You know how sometimes you read something that really, completely changes the way you think or do things? And then, if you're me, you know how you immediately forget who the brilliant person was who presented you with this particular ephiphany?
Well, some years back, I read something somewhere by someone..and it changed my life. In a small way, but very much for the better. Said someone somewhere was talking about decluttering and cleaning, and basically suggested that you were better off working within your habits than trying to change them, especially if they were ingrained. So, for instance, if everyone in your family drops their coat on the floor right inside the front door, put a coat rack there. Maybe you don't want a coat rack there...but wouldn't that be better than constantly fighting the battle to get people to not drop their coats there in the first place?
It is for that reason that I put a wicker basket by the front door, which leads out to the garage, where the laundry room is. When someone pulls their socks off in the living room, they just toss 'em toward the basket by the front door. When I notice that a dishtowel has gotten dirty, I put it in that basket. Then when I walk out the front door, I see those bits and pieces sitting there, and I will either add them to the laundry basket I'm carrying out, or toss them into the garage as I go past. I no longer have to yell about clothes laying all over the house; there's a quick, easy and obvious place for them now.

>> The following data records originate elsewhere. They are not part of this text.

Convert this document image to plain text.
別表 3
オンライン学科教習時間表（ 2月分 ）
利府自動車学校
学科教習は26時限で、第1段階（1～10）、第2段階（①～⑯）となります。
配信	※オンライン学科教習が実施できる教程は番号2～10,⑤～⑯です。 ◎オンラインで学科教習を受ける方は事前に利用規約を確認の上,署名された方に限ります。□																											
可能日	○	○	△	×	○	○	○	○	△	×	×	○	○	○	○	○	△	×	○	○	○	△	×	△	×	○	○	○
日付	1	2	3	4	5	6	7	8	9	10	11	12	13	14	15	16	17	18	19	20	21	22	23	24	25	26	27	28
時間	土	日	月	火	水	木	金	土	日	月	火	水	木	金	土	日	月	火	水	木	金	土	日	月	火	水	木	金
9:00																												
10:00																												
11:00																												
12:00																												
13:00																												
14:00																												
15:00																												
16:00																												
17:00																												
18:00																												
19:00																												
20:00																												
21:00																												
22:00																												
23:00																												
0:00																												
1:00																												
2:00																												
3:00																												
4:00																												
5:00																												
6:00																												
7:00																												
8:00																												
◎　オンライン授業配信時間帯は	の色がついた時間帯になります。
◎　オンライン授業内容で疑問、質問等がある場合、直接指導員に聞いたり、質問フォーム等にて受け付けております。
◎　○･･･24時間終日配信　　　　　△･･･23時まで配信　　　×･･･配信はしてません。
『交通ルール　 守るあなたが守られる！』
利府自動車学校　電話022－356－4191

Similarly, that's why I bought a coffee table with a shelf under it. Baroy and the kids always take their shoes off while sitting on the couch. The coffee table is right there. So they just place their shoes on the shelf, and voila. They're not scattered all over the living room.
I, on the other hand, have gotten into the habit of taking off my shoes in the kitchen and piling them all up right at the bottom of the stairs that lead up to my and Baroy's bedroom. When I come down the stairs in the morning, I just step into the shoes of my choice, and I'm good to go.
But having a pile of shoes in the kitchen--even in a relatively out-0f-the-way part of the kitchen--can be unsightly, and I've been fighting my own tendencies for years now. (Why I never think to solve my own problems the way I solve my family's is an entirely different psychoanalytic session.) Invariably, this means that, the day after I've dragged all the shoes back upstairs, I'll come down and realize I was expecting them to be in their regular kitchen spot. Going up and down stairs seventeen times each morning? Makes me pretty cranky.
All of which is prelude to this, which I found sitting in the usual pile-place by the stairs when I came home from work last night:
Baroy made it for me out of scrap wood in the garage, and leftover paint from the wall behind where I stood to take that picture.
I almost literally swooned. If I have a "love language," this is it. Something cheap and simple that solves a problem for me. Just like that. And at a time when my stress levels are so high that any release of the pressure feels like a new lease on life.
He's a keeper. And so is that shoe rack.
5 comments:
Yep, definitely a keeper! That would make me happy, too!
Love it!! What a sweet thing to do.
Lucky!!!!!
The shoe rack is great, but the something someone somewhere said is FAB. Totally, totally adopting that attitude.
But I'll never forget that I heard it here first!!
That totally made me go find my little key house and put it back where it belongs, determined to tell the maid not to dump it with the kids' things!